Hairdresser On Fire

521681_45020926Since my last diabetes medical team appointment in July, it’s been a rough blood sugar ride. Highs from the steroid injection for my frozen shoulder and lows from overcorrecting and gastric delay has me wondering what my A1C will be and if it’s back over 7.0%. Wouldn’t surprise me and it won’t upset me, as I’ve had A1Cs in the double digits. (Halloween scary double digits in my teens.) It’s an opportunity for me to up my game and work with my team to smooth out my roller coaster.

However, much like what happens when my hair stylist appointment draws closer and my hair begins to look fantastic, my readings for the past three days have been… phenomenal. Overnights have been a steady line. (Uninterrupted sleep is an amazing mood elevator.) There’s been an occasional 75, an occasional 190, but for the most part, it’s been smooth sailing.

It won’t last, I’m sure. That’s the nature of diabetes. But for now, it’s on fire…
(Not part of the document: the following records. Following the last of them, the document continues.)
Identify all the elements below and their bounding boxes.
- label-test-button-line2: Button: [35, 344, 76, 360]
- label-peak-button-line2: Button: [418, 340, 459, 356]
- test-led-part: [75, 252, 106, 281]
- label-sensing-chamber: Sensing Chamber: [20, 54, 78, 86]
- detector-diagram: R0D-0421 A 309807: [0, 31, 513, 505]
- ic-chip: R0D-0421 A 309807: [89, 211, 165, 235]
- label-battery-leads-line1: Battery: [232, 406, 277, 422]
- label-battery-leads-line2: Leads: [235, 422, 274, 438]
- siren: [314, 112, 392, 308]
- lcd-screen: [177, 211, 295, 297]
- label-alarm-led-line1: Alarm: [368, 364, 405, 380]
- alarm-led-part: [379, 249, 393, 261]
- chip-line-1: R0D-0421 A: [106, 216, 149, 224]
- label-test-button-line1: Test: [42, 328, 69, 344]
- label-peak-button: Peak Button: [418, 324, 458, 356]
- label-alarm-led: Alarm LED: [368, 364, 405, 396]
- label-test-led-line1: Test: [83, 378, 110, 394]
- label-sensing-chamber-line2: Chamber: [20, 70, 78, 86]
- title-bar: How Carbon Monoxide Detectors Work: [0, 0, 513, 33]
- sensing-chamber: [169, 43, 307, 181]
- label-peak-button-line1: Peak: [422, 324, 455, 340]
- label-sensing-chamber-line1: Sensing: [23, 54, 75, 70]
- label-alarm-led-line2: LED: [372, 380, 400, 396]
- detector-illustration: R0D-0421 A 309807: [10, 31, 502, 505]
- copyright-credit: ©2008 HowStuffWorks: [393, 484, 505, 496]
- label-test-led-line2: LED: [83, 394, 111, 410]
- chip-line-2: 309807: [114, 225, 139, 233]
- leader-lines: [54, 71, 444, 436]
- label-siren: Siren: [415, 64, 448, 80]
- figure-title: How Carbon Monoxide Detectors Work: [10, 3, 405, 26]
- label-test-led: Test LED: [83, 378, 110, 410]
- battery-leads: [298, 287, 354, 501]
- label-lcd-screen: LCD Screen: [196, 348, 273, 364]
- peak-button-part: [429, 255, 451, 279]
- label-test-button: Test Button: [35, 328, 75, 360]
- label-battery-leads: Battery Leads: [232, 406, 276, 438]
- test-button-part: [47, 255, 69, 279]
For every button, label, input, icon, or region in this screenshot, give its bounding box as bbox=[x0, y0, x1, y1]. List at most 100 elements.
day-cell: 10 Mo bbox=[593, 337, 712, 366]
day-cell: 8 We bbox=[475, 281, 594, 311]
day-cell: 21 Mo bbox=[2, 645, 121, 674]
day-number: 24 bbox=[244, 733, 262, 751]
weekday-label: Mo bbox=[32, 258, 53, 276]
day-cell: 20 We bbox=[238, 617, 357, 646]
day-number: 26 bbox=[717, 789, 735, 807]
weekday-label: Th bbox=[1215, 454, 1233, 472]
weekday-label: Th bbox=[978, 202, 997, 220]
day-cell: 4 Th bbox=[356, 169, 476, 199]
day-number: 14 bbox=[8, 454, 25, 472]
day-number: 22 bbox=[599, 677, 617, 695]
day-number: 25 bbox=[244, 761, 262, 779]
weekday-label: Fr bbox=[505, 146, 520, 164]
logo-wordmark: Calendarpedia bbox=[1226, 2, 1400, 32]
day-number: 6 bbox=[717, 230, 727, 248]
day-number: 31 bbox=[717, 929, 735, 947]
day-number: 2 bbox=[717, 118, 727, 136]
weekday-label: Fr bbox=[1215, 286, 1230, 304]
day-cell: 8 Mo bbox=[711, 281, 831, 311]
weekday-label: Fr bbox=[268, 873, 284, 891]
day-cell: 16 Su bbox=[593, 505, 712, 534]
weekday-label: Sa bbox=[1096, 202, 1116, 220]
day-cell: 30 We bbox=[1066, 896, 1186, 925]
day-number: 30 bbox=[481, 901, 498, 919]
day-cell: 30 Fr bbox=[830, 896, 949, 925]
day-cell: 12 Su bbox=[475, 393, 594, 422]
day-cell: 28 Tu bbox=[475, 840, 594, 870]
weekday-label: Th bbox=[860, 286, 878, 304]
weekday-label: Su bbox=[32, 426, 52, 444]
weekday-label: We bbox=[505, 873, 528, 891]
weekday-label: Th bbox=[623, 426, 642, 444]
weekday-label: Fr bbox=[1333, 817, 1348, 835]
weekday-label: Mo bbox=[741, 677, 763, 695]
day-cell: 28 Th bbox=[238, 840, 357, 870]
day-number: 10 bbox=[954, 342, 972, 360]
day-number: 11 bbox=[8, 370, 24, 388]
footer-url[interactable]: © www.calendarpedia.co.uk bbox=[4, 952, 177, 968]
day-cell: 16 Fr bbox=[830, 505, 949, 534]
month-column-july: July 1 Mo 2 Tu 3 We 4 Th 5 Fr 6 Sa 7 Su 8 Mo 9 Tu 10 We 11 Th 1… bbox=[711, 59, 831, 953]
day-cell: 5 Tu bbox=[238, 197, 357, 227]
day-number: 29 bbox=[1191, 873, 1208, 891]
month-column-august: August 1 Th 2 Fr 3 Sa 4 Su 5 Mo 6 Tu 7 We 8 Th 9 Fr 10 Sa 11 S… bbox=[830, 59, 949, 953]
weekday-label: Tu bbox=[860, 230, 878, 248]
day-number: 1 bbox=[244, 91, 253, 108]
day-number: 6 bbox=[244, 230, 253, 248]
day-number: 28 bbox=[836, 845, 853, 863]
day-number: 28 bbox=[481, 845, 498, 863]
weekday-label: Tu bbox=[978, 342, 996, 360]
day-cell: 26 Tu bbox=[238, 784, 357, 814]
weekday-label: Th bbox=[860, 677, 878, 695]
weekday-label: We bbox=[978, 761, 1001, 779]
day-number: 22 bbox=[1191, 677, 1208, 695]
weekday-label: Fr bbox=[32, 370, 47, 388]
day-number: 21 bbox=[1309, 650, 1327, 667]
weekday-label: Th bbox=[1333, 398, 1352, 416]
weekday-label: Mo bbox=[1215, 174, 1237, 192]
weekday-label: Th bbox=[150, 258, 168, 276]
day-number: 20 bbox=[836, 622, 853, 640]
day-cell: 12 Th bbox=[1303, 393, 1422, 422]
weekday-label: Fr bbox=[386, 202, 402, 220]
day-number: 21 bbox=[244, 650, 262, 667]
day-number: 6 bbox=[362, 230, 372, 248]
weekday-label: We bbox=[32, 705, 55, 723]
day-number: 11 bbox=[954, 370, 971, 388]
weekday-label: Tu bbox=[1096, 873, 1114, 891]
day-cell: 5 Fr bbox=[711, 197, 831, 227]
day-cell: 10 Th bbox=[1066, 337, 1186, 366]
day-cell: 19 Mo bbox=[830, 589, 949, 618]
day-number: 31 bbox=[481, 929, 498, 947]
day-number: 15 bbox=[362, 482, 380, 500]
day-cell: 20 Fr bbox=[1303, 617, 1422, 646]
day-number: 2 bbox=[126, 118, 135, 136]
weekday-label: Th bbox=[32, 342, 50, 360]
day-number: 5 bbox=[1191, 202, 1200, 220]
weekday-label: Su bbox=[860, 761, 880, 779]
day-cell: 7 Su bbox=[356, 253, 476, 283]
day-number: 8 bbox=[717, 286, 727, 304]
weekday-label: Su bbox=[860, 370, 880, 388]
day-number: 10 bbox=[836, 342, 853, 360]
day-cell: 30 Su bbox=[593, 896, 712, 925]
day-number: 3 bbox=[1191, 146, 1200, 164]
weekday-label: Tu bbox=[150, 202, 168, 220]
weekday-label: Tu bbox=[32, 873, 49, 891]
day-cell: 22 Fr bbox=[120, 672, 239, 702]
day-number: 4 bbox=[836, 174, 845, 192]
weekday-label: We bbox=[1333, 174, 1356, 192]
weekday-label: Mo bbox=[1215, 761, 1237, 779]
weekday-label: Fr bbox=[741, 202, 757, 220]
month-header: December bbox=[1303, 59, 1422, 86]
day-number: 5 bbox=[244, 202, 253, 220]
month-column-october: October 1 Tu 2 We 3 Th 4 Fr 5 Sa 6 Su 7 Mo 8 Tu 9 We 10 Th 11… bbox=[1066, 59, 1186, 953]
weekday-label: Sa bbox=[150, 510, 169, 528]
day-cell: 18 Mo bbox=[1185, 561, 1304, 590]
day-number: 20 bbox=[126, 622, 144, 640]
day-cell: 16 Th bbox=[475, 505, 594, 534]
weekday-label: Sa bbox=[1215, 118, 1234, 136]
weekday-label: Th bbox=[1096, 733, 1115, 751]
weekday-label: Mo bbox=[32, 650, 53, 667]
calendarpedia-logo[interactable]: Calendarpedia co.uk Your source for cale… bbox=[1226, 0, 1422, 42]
(The title’s a nod to Morrissey, who despite being a fiend on vinyl, was terribly disappointing live. Diva.)

0 comments

  1. njd1insulin

    I play little mind games with myself and give my regime a breather in the week between blood tests and seeing my endo for results. Somehow that period of being more relaxed seems to equate to things being well managed. Must work out how to replicate that approach all year round!

  2. Patricia Schroeder

    Thanks for your honesty. Two comments: #1 Steriods definitely raise your blood sugar (and blood pressure). When I had to take oral steroids I was shocked at the effect on glucose. Someone recommended that I try the supplement ********* as it helps lower glucose particularly when you get off the steroids. So I did take it for about two weeks and it appeared to help. #2 As my A1c inched toward 7% I found a web site that really helped – it is about the five percenters, those who keep their A1c in the five percent range. The solution is really very basic. You start by pricking your finger after every meal (one hour and two hours after you eat) and logging what foods raise your readings. Then you slowly exclude or severely limit those foods. I am now a five percenter for the last year. The web site run by ******** was a revelation: *********. If you are not familiar with it, try it and you will learn a lot.

    • theperfectd

      Patricia,
      Thank you for commenting on my blog. Please be aware that I have edited three things in your comment, as I do not believe in “supplements”, promotional references, or websites that do not meet medical standards – so I don’t allow those on my blog in any format. I’ve removed those, but left everything else in your post.
      As a T1, I’m very aware of what impact steroids and foods play on my blood sugars. I’m glad that you found what works for you. Again, thanks so much!

      • Patricia Schroeder

        Thanks for your response. I too don’t normally take supplements but this particular time it was recommended by a reliable source and I was desperate to counteract the rising glucose from steroids so I tried it for two weeks. Haven’t used it since.

        As for the website I mentioned, I found a reference to it in the magazine “Diabetes Self-Management” in an impressive article entitled “Reversing Type 2 Diabetes: Can it be Done?” At the time my primary care doc assured me that my A1c readings which were climbing to 6.8% were acceptable. It looked like I was destined to keep climbing. But reading that article nine months ago opened my eyes. Using the article and a slew of websites it referenced, I made changes that brought my A1c down to 5.7% and I hope it keeps falling. Finding the right diet is unique to each person so only by pricking your finger can you find what helps you. The new thinking is that readings above 6% are not in the heart healthy range.

  3. Peggy

    I am new to your site but I feel like we could be twins separated at birth. You have just describd me and I thought I was all alone!